The National Institute for Health and Care Excellence (NICE) and Health Improvement Scotland (HIS) issue evidence‑based recommendations to guide the clinical management of many health conditions. They label recommendations ‘strong’ if evidence suggests most practitioners, commissioners and service users would choose the recommended intervention. This is typically if the benefits of the recommendation clearly outweigh the harms and it is likely to be cost effective.
However, in some cases, strong NICE and HIS recommendations may not be applied consistently. If this happens, the UK National Screening Committee (UK NSC) sometimes receives proposals to introduce a screening programme in order to improve adherence to the guidance.

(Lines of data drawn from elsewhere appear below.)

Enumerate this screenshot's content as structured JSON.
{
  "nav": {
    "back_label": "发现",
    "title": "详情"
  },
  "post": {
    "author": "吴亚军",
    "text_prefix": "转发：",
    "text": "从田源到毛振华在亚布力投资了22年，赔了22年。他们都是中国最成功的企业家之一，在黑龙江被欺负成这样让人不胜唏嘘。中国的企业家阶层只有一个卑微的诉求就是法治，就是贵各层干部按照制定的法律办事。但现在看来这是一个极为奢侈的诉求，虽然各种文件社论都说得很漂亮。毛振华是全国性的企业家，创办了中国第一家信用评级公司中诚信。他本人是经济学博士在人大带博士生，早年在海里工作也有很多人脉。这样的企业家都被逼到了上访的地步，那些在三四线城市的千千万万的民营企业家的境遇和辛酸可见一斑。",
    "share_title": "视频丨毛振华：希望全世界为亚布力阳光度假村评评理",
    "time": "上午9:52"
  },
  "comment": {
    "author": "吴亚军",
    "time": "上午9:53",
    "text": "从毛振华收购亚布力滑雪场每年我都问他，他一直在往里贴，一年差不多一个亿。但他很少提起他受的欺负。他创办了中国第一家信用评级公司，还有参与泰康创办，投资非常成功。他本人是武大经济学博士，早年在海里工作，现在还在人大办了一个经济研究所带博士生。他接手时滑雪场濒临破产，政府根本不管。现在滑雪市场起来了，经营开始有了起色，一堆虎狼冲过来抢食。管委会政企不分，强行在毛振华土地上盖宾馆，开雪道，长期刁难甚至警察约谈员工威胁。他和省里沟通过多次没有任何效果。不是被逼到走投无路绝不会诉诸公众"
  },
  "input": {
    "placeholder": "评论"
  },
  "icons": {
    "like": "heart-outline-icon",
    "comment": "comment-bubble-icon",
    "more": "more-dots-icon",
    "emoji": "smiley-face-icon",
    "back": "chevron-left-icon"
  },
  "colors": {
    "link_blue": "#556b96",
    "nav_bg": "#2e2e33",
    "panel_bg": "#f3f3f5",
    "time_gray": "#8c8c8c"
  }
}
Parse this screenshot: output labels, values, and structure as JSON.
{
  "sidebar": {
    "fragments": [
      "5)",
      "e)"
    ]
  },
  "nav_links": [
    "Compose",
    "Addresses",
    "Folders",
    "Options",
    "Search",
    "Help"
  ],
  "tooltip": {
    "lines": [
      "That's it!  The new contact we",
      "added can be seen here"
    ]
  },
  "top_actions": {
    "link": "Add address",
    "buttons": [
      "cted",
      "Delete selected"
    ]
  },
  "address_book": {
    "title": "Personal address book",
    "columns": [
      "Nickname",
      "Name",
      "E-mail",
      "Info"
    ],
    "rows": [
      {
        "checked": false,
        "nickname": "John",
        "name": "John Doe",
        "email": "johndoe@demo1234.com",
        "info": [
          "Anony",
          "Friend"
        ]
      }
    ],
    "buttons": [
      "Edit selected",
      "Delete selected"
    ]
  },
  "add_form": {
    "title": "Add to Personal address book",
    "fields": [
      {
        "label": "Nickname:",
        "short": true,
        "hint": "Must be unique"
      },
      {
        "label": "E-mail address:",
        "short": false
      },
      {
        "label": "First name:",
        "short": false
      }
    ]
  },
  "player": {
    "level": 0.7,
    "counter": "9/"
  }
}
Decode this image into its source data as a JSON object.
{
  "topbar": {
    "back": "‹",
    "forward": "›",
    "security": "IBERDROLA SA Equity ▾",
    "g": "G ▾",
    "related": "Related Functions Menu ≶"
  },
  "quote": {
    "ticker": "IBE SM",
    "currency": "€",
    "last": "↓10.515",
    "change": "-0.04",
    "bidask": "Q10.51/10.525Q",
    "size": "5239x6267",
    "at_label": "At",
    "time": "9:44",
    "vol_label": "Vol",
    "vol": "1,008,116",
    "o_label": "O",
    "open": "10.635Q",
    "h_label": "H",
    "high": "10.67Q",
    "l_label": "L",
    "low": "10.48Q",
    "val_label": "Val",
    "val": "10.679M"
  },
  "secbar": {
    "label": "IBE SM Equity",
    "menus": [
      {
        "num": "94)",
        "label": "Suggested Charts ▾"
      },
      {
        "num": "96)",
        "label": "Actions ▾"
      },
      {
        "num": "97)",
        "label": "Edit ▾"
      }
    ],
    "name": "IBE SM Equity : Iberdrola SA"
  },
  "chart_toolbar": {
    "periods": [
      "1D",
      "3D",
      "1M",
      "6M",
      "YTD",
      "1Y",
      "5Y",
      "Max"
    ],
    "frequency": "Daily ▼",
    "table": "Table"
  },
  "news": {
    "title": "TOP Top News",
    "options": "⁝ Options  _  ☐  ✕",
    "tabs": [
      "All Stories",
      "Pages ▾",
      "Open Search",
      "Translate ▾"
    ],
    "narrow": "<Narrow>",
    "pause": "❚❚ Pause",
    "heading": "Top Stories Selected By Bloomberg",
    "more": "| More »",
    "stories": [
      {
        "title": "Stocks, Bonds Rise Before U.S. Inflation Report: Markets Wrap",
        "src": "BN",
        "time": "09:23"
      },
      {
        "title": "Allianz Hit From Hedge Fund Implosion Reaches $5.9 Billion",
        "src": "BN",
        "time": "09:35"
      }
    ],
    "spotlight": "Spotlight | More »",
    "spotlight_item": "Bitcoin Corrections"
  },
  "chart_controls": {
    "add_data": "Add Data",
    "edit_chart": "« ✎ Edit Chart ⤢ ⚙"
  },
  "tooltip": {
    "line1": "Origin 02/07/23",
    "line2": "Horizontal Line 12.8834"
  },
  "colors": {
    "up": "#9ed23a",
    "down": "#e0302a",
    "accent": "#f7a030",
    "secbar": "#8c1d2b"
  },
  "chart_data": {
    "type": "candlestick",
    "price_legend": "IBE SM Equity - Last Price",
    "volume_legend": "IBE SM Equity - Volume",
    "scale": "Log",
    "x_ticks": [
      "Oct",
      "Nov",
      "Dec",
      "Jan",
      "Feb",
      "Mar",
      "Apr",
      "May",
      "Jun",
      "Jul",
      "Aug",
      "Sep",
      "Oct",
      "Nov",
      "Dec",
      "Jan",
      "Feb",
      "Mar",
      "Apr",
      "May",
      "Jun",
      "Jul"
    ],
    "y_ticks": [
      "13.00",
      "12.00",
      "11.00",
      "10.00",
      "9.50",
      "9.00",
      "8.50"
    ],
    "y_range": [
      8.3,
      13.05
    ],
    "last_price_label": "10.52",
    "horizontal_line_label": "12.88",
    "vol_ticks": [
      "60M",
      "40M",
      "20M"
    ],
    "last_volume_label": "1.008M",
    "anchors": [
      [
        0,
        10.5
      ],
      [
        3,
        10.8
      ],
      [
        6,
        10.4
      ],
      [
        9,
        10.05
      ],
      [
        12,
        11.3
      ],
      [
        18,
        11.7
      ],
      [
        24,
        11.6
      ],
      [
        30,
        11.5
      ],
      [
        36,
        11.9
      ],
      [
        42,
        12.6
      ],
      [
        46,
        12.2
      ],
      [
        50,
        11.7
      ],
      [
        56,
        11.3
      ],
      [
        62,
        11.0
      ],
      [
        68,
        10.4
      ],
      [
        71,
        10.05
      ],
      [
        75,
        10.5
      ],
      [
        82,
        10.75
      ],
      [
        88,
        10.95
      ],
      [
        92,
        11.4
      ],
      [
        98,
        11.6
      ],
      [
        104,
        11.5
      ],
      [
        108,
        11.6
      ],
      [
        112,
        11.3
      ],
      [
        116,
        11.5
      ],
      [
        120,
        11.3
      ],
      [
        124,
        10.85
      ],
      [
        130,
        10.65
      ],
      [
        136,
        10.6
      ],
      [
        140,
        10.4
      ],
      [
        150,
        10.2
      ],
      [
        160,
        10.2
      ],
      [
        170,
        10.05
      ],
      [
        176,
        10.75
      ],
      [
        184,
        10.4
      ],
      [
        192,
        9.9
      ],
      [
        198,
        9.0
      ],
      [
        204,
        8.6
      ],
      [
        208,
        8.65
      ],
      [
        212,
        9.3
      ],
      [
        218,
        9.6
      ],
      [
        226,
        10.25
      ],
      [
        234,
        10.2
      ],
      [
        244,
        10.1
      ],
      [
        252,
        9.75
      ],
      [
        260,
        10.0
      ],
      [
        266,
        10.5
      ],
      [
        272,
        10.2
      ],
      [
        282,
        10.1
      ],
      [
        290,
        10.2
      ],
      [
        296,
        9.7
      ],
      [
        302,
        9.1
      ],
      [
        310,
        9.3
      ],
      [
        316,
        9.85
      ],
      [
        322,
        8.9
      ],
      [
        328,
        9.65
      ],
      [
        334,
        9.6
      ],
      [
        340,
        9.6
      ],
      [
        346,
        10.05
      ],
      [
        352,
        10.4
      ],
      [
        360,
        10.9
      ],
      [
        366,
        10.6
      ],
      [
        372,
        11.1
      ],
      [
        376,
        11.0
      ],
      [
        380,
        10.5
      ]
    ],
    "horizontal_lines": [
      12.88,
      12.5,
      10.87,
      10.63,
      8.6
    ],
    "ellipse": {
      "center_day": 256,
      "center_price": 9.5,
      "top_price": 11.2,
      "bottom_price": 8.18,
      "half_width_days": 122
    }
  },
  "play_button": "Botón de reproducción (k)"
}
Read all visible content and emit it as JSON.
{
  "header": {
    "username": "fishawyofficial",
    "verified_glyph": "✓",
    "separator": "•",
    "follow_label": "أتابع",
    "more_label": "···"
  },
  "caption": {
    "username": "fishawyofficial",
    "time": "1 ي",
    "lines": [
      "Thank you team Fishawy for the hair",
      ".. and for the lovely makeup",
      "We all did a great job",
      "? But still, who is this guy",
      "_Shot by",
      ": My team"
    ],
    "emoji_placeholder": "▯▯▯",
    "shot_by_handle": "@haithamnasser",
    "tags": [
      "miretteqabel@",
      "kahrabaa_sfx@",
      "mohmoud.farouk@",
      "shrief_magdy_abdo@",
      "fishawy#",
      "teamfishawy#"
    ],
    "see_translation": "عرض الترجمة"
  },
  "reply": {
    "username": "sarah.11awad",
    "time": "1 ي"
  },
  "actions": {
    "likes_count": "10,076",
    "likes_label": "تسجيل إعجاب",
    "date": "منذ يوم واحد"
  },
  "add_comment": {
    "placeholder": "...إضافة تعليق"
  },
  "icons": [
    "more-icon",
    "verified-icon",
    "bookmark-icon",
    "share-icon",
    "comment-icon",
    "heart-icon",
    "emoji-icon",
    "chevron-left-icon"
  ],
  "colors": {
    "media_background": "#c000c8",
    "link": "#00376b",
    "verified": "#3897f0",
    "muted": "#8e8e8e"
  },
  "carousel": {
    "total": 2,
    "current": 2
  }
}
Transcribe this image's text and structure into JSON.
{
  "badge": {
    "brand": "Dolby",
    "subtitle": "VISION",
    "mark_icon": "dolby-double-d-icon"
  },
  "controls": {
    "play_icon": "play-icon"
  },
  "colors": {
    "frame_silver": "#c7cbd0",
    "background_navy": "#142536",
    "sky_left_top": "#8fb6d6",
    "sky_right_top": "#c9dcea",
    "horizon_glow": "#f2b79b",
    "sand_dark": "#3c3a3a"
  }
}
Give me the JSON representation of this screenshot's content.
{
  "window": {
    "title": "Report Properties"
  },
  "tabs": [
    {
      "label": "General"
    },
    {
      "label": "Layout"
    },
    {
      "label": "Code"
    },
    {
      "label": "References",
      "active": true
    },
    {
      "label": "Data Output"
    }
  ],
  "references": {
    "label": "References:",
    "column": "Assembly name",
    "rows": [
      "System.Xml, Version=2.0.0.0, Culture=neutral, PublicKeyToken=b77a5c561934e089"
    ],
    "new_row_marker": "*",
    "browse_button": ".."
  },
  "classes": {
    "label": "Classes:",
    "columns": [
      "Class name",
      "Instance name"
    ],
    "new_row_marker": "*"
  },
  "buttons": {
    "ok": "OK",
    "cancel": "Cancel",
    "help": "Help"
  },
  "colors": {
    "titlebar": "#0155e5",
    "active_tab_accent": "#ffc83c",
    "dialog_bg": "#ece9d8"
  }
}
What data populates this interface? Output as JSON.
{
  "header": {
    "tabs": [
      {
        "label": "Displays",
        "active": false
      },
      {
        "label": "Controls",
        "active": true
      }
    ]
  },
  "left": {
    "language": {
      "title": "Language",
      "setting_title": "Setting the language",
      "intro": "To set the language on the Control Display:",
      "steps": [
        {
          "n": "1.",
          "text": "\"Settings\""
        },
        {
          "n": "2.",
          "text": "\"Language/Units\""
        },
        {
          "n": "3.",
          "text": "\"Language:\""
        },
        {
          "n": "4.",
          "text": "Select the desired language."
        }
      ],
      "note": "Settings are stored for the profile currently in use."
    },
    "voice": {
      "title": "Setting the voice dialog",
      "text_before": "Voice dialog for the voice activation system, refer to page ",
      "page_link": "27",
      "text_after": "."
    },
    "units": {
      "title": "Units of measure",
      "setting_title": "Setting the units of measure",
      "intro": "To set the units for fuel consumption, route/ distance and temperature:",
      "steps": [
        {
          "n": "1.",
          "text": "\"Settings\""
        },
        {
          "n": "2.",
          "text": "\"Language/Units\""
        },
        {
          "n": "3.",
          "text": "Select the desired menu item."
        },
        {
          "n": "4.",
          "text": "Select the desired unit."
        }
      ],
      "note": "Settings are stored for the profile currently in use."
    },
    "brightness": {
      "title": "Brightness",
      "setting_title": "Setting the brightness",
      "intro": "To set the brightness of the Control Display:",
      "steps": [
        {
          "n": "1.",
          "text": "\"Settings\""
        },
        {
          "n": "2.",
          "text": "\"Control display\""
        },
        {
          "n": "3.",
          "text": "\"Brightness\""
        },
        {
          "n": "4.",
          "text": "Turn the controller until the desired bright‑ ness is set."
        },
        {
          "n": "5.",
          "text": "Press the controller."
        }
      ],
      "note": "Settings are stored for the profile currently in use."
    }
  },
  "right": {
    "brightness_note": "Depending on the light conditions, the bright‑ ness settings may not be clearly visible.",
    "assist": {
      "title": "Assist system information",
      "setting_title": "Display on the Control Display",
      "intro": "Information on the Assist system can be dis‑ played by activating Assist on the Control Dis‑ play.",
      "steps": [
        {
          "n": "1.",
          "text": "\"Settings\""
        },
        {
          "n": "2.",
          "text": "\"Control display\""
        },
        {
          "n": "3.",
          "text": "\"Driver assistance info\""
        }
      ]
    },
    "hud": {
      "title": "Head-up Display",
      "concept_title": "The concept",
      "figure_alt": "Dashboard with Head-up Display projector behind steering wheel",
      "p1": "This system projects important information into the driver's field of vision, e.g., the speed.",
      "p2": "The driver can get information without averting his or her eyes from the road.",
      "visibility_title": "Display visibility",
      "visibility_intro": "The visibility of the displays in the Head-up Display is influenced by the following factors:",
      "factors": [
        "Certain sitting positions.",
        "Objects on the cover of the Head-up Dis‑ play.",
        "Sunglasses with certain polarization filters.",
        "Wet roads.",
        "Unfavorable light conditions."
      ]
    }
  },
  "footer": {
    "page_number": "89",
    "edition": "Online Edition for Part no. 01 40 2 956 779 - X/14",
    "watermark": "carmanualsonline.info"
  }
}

Yet a screening programme is not designed – or intended – to fix problems arising from inconsistent implementation of clinical guidance.
UK NSC‑recommended screening programmes are built around structured systems: defined pathways, IT systems, call/recall mechanisms, quality assurance, and national oversight. These features help make sure asymptomatic people who did not ask for the test receive safe, effective, and evidence‑based care minimising harm. Clinical guidance, by contrast, rarely comes with this infrastructure. But the solution to that gap is to strengthen clinical systems – not to introduce screening where it is inappropriate.
Important differences between screening and clinical management
Screening is specifically for people without symptoms or a diagnosis of the condition they are being offered screening for. The process must therefore minimise harms, such as unnecessary treatment or anxiety resulting from false positive test results. This level of caution is less relevant for people who have a diagnosed condition or are in clinical care. They have already sought clinical care or advice for a problem. They are in direct contact with a clinician so they can discuss the merits or otherwise of tests and treatments, rather than simply being provided with generic information to read. They have symptoms or a reason to worry. This means their test is much more likely to represent a true positive result, unlike in screening when people have a greater chance of receiving a false positive result.
People in clinical care expect follow-up and face a smaller risk of harm from predictive tests. The ethical position, the ability of an individual to discuss issues with a clinician, and the likelihood of having a condition, all therefore differ significantly between clinical management and screening.
Care for long-term conditions accounts for the majority of NHS activity. Creating screening programmes for each of these long-term conditions would not be a feasible or sensible use of limited public resources. Screening requires substantial infrastructure and workforce capacity. Expanding it beyond suitable conditions would overburden services. Efforts should instead focus on improving adherence to clinical guidance so resources can be directed where they will have the greatest impact.
Principles that can be applied to both
Certain principles from screening can be applied within clinical services to support better implementation of clinical guidance without turning that guidance into a screening programme.
For example, the screening pathway section of the UK NSC's Screening in Healthcare: Principles of screening manual explains what needs to be in place to support safety and effectiveness. Transferable strategies include:
- creating a database of people who should be getting the recommended care
- setting up a call/recall system to ensure people are invited for appointments at the right time
- getting the IT right – keeping patient lists accurate, and tracking who has been invited, who has attended, and what their outcomes were (the UK NSC has detailed guidance on screening IT systems which contains applicable information)
These strategies allow clinical management to gain some of the organisational benefits of screening, while reflecting the evidence base, staying appropriate to patients’ needs and staying aligned with clinical pathways.